Renovierungsaufschlag

Bundesgerichtshof lehnt Mieterhöhungen ab

Wichtiges Urteil für Mieter: Vermieter dürfen keinen Zuschlag zur Miete als Ausgleich für unwirksame Renovierungsklauseln fordern. Das hat der Bundesgerichtshof entschieden und stärkt damit die Rechte von Mietern.

Karlsruhe - Mieter müssen keine höhere Miete bezahlen, wenn die Schönheitsreparaturklausel in ihrem Vertrag ungültig ist. Das hat am Mittwoch der Bundesgerichtshof (BGH) in Karlsruhe entschieden und wies damit die Klage eines Vermieters rechtskräftig ab. Der hatte einen Zuschlag von 70 Cent pro Quadratmeter und Monat gefordert, weil er Schönheitsreparaturen künftig alleine zahlen sollte.

In dem vorliegenden Fall hatte der Vermieter einer Düsseldorfer Wohnung geklagt, weil sich sein Mieter weigerte, einen Mietzuschlag für Schönheitsreparaturen zu zahlen. Im Vorhinein hatte sich die Renovierungsklausel im Mietvertrag als unwirksam herausgestellt. Der Vermieter drängte deshalb auf eine Mieterhöhung von 0,71 Euro pro Quadratmeter, da er die Renovierungskosten jetzt ja selbst tragen habe tragen müssen.

Das lehnte der Mieter jedoch ab. Da laufende Mietverträge nur im gegenseitigen Einverständnis verändert werden können, klagte der Vermieter. Das Landgericht in Düsseldorf hielt zwar den Anspruch des Vermieters auf einen Zuschlag für berechtigt, beschränkte ihn jedoch auf 0,20 Euro pro Quadratmeter. Dagegen hatte sich der Mieter jetzt vor dem BGH gewehrt und weitere 71 Cent gefordert. Der Vermieter hatte auf eine Klageabweisung spekuliert.

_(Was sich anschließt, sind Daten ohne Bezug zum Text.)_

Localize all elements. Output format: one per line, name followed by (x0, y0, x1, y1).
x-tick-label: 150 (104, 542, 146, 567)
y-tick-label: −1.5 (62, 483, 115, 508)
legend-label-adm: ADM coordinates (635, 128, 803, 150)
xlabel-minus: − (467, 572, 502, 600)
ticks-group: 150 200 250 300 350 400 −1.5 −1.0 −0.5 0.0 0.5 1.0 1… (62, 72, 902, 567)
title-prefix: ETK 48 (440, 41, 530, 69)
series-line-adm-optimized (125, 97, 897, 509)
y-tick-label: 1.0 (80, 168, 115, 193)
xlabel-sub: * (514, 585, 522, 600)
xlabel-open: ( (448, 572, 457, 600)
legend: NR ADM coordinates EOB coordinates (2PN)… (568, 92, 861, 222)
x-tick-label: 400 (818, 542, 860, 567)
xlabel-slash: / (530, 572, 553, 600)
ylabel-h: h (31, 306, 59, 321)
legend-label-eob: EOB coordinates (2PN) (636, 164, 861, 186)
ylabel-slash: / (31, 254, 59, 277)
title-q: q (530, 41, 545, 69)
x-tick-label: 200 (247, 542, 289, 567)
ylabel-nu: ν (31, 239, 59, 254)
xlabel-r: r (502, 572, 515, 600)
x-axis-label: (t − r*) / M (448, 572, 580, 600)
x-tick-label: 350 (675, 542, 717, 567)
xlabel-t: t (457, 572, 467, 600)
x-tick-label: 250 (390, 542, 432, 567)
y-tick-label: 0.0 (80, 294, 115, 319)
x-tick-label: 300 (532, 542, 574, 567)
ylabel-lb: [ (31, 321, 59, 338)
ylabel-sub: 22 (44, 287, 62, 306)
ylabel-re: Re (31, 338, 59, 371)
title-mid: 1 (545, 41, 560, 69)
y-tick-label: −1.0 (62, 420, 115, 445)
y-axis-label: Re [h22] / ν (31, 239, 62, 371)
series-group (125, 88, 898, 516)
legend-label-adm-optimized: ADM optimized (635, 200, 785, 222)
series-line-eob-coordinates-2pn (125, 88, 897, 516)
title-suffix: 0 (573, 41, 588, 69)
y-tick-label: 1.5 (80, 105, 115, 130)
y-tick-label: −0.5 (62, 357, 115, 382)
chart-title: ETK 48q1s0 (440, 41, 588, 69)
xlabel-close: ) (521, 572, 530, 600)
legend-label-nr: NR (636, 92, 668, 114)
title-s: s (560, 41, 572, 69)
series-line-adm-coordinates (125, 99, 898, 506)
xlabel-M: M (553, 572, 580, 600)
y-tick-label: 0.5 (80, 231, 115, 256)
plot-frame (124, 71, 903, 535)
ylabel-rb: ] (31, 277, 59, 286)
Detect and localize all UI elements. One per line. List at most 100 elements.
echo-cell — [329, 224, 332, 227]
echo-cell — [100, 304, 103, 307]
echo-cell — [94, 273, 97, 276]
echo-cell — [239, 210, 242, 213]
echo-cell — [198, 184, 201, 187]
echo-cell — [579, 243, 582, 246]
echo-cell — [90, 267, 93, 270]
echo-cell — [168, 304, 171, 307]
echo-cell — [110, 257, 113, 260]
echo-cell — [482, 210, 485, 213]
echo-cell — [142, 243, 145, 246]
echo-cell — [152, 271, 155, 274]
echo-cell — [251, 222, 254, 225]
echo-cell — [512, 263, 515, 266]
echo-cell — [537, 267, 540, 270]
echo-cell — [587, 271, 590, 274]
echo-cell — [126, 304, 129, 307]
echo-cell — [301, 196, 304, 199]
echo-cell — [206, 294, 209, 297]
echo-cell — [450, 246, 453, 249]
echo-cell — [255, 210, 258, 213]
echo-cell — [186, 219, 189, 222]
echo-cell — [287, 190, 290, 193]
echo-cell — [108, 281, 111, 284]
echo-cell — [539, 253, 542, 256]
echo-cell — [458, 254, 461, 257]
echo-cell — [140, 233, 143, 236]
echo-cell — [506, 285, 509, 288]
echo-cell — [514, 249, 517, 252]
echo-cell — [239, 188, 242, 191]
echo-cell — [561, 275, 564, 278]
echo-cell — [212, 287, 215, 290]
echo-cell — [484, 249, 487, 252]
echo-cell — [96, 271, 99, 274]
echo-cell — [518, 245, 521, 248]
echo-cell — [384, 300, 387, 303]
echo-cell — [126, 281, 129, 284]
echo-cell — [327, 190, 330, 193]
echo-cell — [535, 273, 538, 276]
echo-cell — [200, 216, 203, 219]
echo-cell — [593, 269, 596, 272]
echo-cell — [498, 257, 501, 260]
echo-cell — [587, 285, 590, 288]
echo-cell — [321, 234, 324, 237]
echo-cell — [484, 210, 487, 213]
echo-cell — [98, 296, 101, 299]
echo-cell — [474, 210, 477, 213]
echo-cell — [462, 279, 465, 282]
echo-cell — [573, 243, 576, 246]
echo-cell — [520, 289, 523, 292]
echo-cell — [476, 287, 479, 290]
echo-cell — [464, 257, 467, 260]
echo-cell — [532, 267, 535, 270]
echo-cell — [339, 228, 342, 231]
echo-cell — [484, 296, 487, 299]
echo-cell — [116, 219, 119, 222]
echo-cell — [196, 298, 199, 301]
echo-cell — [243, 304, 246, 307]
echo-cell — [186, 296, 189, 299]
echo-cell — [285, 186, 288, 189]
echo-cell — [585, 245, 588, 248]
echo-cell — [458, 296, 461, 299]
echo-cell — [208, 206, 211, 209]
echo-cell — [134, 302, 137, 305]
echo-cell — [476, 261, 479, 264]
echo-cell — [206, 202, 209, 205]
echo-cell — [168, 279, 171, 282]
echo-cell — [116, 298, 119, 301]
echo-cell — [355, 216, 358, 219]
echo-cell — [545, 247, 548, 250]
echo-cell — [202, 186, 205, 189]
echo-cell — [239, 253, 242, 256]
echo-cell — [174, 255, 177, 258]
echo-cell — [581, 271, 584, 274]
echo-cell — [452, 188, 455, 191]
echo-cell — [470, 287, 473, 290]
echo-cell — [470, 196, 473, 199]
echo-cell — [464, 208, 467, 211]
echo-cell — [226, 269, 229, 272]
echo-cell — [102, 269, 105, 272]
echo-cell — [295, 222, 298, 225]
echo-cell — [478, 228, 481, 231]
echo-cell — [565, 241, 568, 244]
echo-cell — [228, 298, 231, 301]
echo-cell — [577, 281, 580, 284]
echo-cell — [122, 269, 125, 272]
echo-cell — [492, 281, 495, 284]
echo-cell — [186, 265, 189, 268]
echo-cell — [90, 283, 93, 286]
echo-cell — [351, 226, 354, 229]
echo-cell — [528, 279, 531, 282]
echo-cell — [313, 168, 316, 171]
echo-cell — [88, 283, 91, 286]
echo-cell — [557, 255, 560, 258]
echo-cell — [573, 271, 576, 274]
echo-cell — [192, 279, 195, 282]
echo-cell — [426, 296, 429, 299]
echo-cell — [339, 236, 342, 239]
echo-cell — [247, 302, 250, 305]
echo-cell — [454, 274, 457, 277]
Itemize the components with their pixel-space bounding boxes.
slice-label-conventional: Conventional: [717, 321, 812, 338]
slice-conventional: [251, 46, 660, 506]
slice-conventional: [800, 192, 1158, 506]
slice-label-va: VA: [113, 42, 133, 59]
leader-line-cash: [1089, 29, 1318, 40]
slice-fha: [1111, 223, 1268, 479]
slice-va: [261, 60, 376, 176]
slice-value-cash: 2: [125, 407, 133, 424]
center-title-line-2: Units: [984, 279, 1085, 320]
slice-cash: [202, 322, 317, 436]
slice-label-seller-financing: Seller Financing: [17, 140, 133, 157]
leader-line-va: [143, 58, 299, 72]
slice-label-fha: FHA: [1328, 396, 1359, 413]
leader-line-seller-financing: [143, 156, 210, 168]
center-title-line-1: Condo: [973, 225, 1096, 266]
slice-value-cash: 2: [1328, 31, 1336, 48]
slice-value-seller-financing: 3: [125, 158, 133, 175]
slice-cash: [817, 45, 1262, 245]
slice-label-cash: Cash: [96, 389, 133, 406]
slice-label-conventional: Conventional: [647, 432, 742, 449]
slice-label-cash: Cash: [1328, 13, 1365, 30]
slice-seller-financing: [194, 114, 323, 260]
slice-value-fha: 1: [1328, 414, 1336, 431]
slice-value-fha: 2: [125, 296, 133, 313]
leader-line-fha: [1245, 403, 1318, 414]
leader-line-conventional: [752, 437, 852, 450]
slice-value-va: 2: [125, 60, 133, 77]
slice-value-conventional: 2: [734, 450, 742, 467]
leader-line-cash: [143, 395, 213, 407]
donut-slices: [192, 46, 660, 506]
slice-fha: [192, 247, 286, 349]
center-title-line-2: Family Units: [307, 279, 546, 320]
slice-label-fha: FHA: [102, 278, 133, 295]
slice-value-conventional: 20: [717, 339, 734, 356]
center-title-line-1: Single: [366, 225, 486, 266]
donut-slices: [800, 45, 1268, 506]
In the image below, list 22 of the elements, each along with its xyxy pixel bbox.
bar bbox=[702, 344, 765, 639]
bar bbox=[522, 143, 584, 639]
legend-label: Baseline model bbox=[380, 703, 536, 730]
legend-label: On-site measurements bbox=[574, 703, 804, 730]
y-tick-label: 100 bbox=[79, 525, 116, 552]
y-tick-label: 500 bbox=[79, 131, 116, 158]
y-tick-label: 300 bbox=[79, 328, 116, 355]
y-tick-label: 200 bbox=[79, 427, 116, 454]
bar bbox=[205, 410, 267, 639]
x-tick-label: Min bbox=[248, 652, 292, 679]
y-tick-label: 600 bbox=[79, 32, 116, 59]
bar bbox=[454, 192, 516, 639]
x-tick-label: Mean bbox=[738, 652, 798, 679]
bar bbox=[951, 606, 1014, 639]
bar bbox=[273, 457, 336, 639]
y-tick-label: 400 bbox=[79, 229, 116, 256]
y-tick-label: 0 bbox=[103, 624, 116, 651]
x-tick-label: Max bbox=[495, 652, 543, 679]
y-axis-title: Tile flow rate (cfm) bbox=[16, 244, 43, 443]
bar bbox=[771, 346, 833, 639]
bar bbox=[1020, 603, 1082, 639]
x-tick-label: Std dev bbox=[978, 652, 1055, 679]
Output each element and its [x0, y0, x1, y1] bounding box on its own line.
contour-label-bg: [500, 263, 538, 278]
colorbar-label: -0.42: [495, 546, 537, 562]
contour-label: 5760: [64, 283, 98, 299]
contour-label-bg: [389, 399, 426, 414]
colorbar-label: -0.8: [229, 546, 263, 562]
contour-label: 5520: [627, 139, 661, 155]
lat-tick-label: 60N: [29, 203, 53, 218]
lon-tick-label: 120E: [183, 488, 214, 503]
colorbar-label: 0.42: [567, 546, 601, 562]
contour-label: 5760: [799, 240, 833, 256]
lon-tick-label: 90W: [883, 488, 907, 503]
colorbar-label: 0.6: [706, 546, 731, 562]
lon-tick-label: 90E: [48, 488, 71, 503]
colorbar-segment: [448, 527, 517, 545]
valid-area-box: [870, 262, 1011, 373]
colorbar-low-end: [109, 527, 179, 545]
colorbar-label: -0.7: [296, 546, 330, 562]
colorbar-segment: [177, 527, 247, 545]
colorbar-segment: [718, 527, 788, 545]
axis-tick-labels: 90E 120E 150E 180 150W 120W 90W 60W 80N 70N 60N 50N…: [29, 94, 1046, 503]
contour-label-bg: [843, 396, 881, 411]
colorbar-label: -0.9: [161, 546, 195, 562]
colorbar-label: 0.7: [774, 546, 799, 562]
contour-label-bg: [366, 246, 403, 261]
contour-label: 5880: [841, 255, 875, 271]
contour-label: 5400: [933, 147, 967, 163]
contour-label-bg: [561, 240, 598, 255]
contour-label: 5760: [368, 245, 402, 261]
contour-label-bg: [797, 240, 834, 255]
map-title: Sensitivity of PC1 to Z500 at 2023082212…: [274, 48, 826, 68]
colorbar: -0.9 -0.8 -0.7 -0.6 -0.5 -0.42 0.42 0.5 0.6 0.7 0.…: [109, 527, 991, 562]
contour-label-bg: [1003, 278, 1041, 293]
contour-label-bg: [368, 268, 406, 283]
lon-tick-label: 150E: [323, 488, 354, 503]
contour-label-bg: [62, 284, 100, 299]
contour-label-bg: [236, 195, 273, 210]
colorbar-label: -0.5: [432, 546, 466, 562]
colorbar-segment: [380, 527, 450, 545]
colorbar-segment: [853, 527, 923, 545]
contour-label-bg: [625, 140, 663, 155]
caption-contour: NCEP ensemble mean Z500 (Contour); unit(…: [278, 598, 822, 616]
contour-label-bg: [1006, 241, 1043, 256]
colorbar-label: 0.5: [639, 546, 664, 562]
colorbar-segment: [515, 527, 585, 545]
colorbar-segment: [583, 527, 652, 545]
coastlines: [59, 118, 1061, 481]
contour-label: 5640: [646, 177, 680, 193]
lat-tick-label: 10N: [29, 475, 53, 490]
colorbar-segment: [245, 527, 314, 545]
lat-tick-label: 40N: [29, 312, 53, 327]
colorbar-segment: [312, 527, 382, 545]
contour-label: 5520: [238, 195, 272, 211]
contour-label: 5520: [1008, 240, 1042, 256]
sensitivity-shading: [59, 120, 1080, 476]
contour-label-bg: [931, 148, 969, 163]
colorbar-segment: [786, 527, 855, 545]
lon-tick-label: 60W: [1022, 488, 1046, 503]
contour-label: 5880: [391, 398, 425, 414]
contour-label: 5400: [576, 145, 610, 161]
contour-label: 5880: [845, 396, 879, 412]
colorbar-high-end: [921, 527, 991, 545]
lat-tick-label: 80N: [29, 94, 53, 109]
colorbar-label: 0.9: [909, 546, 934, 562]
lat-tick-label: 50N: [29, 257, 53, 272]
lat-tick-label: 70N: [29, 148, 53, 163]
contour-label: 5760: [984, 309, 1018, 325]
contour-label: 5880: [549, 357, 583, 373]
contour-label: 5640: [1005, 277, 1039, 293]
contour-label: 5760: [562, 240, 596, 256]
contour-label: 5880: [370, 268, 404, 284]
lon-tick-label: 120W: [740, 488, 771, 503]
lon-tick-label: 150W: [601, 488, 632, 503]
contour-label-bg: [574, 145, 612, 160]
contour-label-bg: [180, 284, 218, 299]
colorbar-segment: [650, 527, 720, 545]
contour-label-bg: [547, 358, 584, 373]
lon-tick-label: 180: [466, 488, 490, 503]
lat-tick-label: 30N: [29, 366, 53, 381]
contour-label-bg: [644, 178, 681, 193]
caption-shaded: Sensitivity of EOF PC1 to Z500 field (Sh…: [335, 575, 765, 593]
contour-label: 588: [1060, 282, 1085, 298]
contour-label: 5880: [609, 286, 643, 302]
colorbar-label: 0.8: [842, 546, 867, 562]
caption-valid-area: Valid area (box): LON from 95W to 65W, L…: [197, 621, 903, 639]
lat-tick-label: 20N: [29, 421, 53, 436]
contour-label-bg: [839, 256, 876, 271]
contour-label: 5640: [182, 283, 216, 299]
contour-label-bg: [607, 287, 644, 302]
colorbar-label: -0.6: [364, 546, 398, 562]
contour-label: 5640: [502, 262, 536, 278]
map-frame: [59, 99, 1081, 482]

Hintergrund ist die BGH-Rechtsprechung der vergangenen Jahre, der zufolge zahlreiche Renovierungsklauseln in Mietverträgen unwirksam sind - zum Beispiel weil die Fristen in den Mietverträgen zu starr seien und sich nicht auf den tatsächlichen Zustand der Wohnung bezögen. "Das ist die zurzeit am heftigsten umstrittene Frage des Wohnraum-Mietrechts" - mit diesen Worten hatte der Senatsvorsitzende Wolfgang Ball schon vorab die Bedeutung der Entscheidung klargemacht. Der Fall habe eine besondere Brisanz, weil viele Renovierungsklauseln nichtig seien.